The rubber strut rod bushings are the best choice for street driving. Stiff bushings like Delrin and poly-urethane can result in broken strut rods. I know, I know...people will say they've been running them for years and "never had a problem", but it's a gamble...
'Would really like more information on what your plans are for this project. Are you planning to notch or remove the spring towers? Rack & pinion steering? Coil-over shocks/springs? Tubular A-arms? How modern or "trick" are you planning to go with this? Are you wanting to stick with the stock suspension and just do a few upgrades (like the Open Tracker stuff)?

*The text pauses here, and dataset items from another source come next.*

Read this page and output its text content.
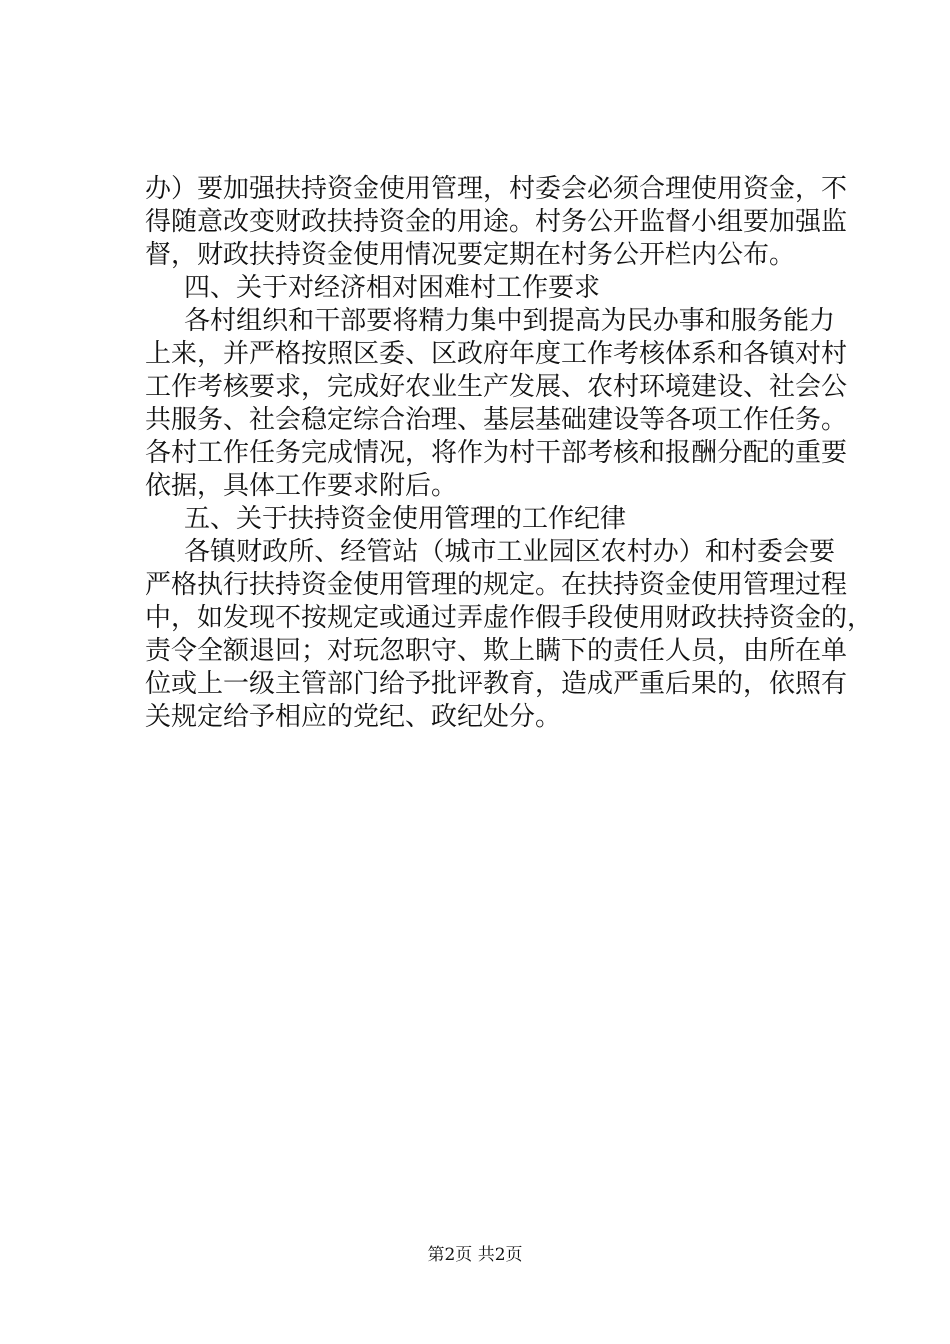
办）要加强扶持资金使用管理，村委会必须合理使用资金，不
得随意改变财政扶持资金的用途。村务公开监督小组要加强监
督，财政扶持资金使用情况要定期在村务公开栏内公布。
四、关于对经济相对困难村工作要求
各村组织和干部要将精力集中到提高为民办事和服务能力
上来，并严格按照区委、区政府年度工作考核体系和各镇对村
工作考核要求，完成好农业生产发展、农村环境建设、社会公
共服务、社会稳定综合治理、基层基础建设等各项工作任务。
各村工作任务完成情况，将作为村干部考核和报酬分配的重要
依据，具体工作要求附后。
五、关于扶持资金使用管理的工作纪律
各镇财政所、经管站（城市工业园区农村办）和村委会要
严格执行扶持资金使用管理的规定。在扶持资金使用管理过程
中，如发现不按规定或通过弄虚作假手段使用财政扶持资金的，
责令全额退回；对玩忽职守、欺上瞒下的责任人员，由所在单
位或上一级主管部门给予批评教育，造成严重后果的，依照有
关规定给予相应的党纪、政纪处分。
第2页 共2页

A 351w is fine if you notch the spring towers. You just have about an inch less hood clearance which makes a high-rise intake with a standard-height air filter a little more of a challenge. Of course a standard-height intake is fine up to 5500 RPM...
I dont have a garage. My car sits outside, covered with plastic 9 months out of the year. I redone all the front end parts with factory style pieces....with Granada disc brakes....and the arning drop. I put a roller 302 in with long tube headers. So, after owning this car 7 years, what do I want to do with it? Paint it? No. Drive it? about 500 miles a year. Race it? Once, last Sumer. What do I want? I want a Posi, get the last of the vibrations ironed out, install subframe connectors, and build a mock boss 302. Why that? Cuz I discovered that building an engine is the most enjoyable aspect of owning this car....for me. What part of owning your car is the most enjoyable part to you? Aim at maximizing that part, and dont overspend on other parts. Thats all I can tell you.

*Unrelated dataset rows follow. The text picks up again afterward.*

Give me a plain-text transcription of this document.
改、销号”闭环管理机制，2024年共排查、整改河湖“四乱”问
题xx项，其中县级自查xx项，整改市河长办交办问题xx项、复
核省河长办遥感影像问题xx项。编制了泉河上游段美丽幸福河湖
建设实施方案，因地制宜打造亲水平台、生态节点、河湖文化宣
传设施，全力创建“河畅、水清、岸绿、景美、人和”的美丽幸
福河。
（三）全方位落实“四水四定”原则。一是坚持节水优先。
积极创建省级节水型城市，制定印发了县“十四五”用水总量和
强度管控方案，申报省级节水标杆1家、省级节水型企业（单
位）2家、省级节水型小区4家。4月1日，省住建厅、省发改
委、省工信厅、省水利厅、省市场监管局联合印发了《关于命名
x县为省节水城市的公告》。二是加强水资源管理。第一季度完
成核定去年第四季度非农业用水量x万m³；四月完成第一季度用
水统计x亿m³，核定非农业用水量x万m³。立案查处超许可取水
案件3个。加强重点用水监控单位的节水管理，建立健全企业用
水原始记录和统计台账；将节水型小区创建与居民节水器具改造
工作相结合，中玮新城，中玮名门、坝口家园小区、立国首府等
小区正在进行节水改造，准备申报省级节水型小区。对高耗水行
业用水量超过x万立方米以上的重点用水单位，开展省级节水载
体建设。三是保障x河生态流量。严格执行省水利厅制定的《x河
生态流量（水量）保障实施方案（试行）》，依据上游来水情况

The Delrin monoballs do not work the same way as the stock bushings or poly bushings. You're absolutely correct about poly bushings, as their high durometer rating forces the strut rod bushings to bend back and forth, eventually causing them to fail due to metal fatigue. The monoballs are plastic and aluminum ball joints, spherical joints in which the washers are made to match the outer surface of the delrin and move back and forth across the face of the ball without requiring it to flex in order for the strut rod to move.